Mies van der Rohe used this chair design in Philip Johnson’s New York City apartment. Donald Powell first met Philip Johnson in the early 1950s, when Johnson designed a house for the Minneapolis Institute of the Arts Director, Richard Davis, next door to the Powell family residence on the shores of Lake Minnetonka in Wayzata, Minnesota. Powell came home every day after school and checked on the progress of the house. Powell/Kleinschmidt worked with Johnson decades later when they designed the Mayer Brown & Platt offices at Johnson’s 190 S. LaSalle Street tower. When Powell told Johnson he was using the chair in his apartment in 1983, Johnson loaned one to him so that the fabricators at Interior Crafts could study it more closely. The armchair is Powell/Kleinschmidt’s own design; Mies only designed the side chair.
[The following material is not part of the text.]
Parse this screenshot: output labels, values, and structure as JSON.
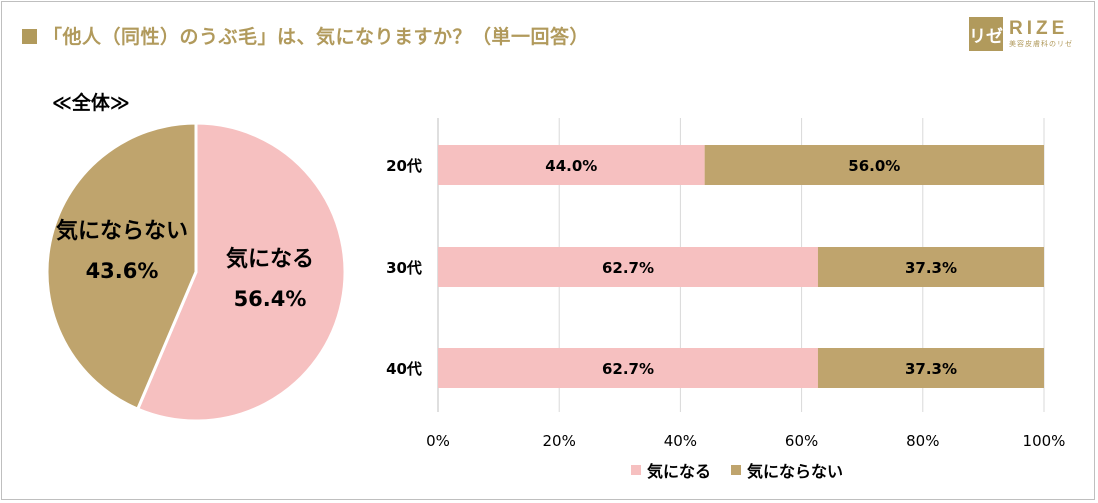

Image courtesy of Jon Miller (c) Hedrich Blessing

Ludwig Mies van der Rohe

Ludwig Mies van der Rohe is one of the most celebrated modernist architects of the twentieth century, known for developing the International Style in Germany and abroad, which emphasized function, balance, clean lines and the use of glass and steel.
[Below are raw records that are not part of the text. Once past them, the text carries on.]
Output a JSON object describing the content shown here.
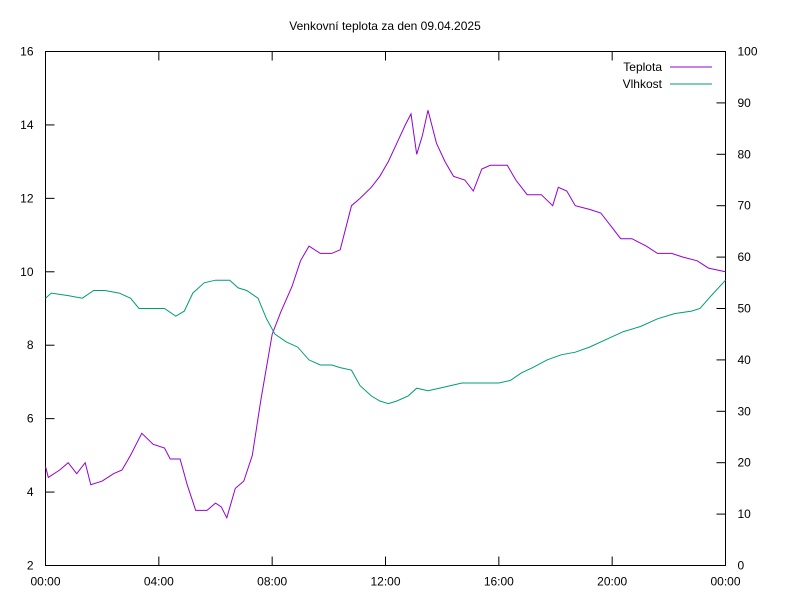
{
  "chart_data": {
    "type": "line",
    "title": "Venkovní teplota za den 09.04.2025",
    "x_ticks": [
      "00:00",
      "04:00",
      "08:00",
      "12:00",
      "16:00",
      "20:00",
      "00:00"
    ],
    "x_range_hours": [
      0,
      24
    ],
    "y_left": {
      "range": [
        2,
        16
      ],
      "ticks": [
        2,
        4,
        6,
        8,
        10,
        12,
        14,
        16
      ]
    },
    "y_right": {
      "range": [
        0,
        100
      ],
      "ticks": [
        0,
        10,
        20,
        30,
        40,
        50,
        60,
        70,
        80,
        90,
        100
      ]
    },
    "legend_position": "top-right",
    "grid": false,
    "series": [
      {
        "name": "Teplota",
        "axis": "left",
        "color": "#9400d3",
        "points": [
          [
            0,
            4.7
          ],
          [
            0.1,
            4.4
          ],
          [
            0.5,
            4.6
          ],
          [
            0.8,
            4.8
          ],
          [
            1.1,
            4.5
          ],
          [
            1.4,
            4.8
          ],
          [
            1.6,
            4.2
          ],
          [
            2.0,
            4.3
          ],
          [
            2.4,
            4.5
          ],
          [
            2.7,
            4.6
          ],
          [
            3.0,
            5.0
          ],
          [
            3.4,
            5.6
          ],
          [
            3.8,
            5.3
          ],
          [
            4.2,
            5.2
          ],
          [
            4.4,
            4.9
          ],
          [
            4.75,
            4.9
          ],
          [
            5.0,
            4.2
          ],
          [
            5.3,
            3.5
          ],
          [
            5.7,
            3.5
          ],
          [
            6.0,
            3.7
          ],
          [
            6.2,
            3.6
          ],
          [
            6.4,
            3.3
          ],
          [
            6.7,
            4.1
          ],
          [
            7.0,
            4.3
          ],
          [
            7.3,
            5.0
          ],
          [
            7.6,
            6.5
          ],
          [
            8.0,
            8.3
          ],
          [
            8.3,
            8.9
          ],
          [
            8.7,
            9.6
          ],
          [
            9.0,
            10.3
          ],
          [
            9.3,
            10.7
          ],
          [
            9.7,
            10.5
          ],
          [
            10.1,
            10.5
          ],
          [
            10.4,
            10.6
          ],
          [
            10.8,
            11.8
          ],
          [
            11.1,
            12.0
          ],
          [
            11.5,
            12.3
          ],
          [
            11.8,
            12.6
          ],
          [
            12.1,
            13.0
          ],
          [
            12.4,
            13.5
          ],
          [
            12.7,
            14.0
          ],
          [
            12.9,
            14.3
          ],
          [
            13.1,
            13.2
          ],
          [
            13.3,
            13.7
          ],
          [
            13.5,
            14.4
          ],
          [
            13.8,
            13.5
          ],
          [
            14.1,
            13.0
          ],
          [
            14.4,
            12.6
          ],
          [
            14.8,
            12.5
          ],
          [
            15.1,
            12.2
          ],
          [
            15.4,
            12.8
          ],
          [
            15.7,
            12.9
          ],
          [
            16.0,
            12.9
          ],
          [
            16.3,
            12.9
          ],
          [
            16.6,
            12.5
          ],
          [
            17.0,
            12.1
          ],
          [
            17.5,
            12.1
          ],
          [
            17.9,
            11.8
          ],
          [
            18.1,
            12.3
          ],
          [
            18.4,
            12.2
          ],
          [
            18.7,
            11.8
          ],
          [
            19.2,
            11.7
          ],
          [
            19.6,
            11.6
          ],
          [
            20.0,
            11.2
          ],
          [
            20.3,
            10.9
          ],
          [
            20.7,
            10.9
          ],
          [
            21.2,
            10.7
          ],
          [
            21.6,
            10.5
          ],
          [
            22.1,
            10.5
          ],
          [
            22.5,
            10.4
          ],
          [
            23.0,
            10.3
          ],
          [
            23.4,
            10.1
          ],
          [
            24.0,
            10.0
          ]
        ]
      },
      {
        "name": "Vlhkost",
        "axis": "right",
        "color": "#009e73",
        "points": [
          [
            0,
            52
          ],
          [
            0.2,
            53
          ],
          [
            0.8,
            52.5
          ],
          [
            1.3,
            52
          ],
          [
            1.7,
            53.5
          ],
          [
            2.1,
            53.5
          ],
          [
            2.6,
            53
          ],
          [
            3.0,
            52
          ],
          [
            3.3,
            50
          ],
          [
            3.8,
            50
          ],
          [
            4.2,
            50
          ],
          [
            4.6,
            48.5
          ],
          [
            4.9,
            49.5
          ],
          [
            5.2,
            53
          ],
          [
            5.6,
            55
          ],
          [
            6.0,
            55.5
          ],
          [
            6.5,
            55.5
          ],
          [
            6.8,
            54
          ],
          [
            7.1,
            53.5
          ],
          [
            7.5,
            52
          ],
          [
            7.8,
            48
          ],
          [
            8.1,
            45
          ],
          [
            8.5,
            43.5
          ],
          [
            8.9,
            42.5
          ],
          [
            9.3,
            40
          ],
          [
            9.7,
            39
          ],
          [
            10.1,
            39
          ],
          [
            10.4,
            38.5
          ],
          [
            10.8,
            38
          ],
          [
            11.1,
            35
          ],
          [
            11.5,
            33
          ],
          [
            11.8,
            32
          ],
          [
            12.1,
            31.5
          ],
          [
            12.4,
            32
          ],
          [
            12.8,
            33
          ],
          [
            13.1,
            34.5
          ],
          [
            13.5,
            34
          ],
          [
            13.9,
            34.5
          ],
          [
            14.3,
            35
          ],
          [
            14.7,
            35.5
          ],
          [
            15.1,
            35.5
          ],
          [
            15.5,
            35.5
          ],
          [
            16.0,
            35.5
          ],
          [
            16.4,
            36
          ],
          [
            16.8,
            37.5
          ],
          [
            17.2,
            38.5
          ],
          [
            17.7,
            40
          ],
          [
            18.2,
            41
          ],
          [
            18.7,
            41.5
          ],
          [
            19.2,
            42.5
          ],
          [
            19.8,
            44
          ],
          [
            20.4,
            45.5
          ],
          [
            21.0,
            46.5
          ],
          [
            21.6,
            48
          ],
          [
            22.2,
            49
          ],
          [
            22.8,
            49.5
          ],
          [
            23.1,
            50
          ],
          [
            23.5,
            52.5
          ],
          [
            24.0,
            55.5
          ]
        ]
      }
    ]
  }
}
Mies van der Rohe was born in 1886 in Aachen, Germany, a center of heavy industry. His father was a stonecutter and Mies, who was never formally trained in architecture, often worked with his father, developing his exceptional sensitivity to materials at a young age. At 15, he apprenticed with several architectural firms in Aachen, and in 1905 he moved to Berlin to work for architect and furniture designer Bruno Paul. He received his first independent commission in 1907, the Riehl House in Postdam, and it caught the attention of Peter Behrens, the most progressive architect of the era. Mies joined the firm, where he met Le Corbusier and Walter Gropius, who were also working under Behrens. From 1915 to 1918, he served in the war and, upon returning to Berlin, became involved in the very active artistic scene of the 1920s, when Bauhaus De Stijl and Expressionism were all emerging. In 1924, Mies met Lilly Reich, whom he collaborated and was involved with for many years; together, they designed the Barcelona chair, which debuted at the Mies-designed Germany pavilion for the World’s Fair in 1929 and is now regarded as one of the most iconic designs of the modern era.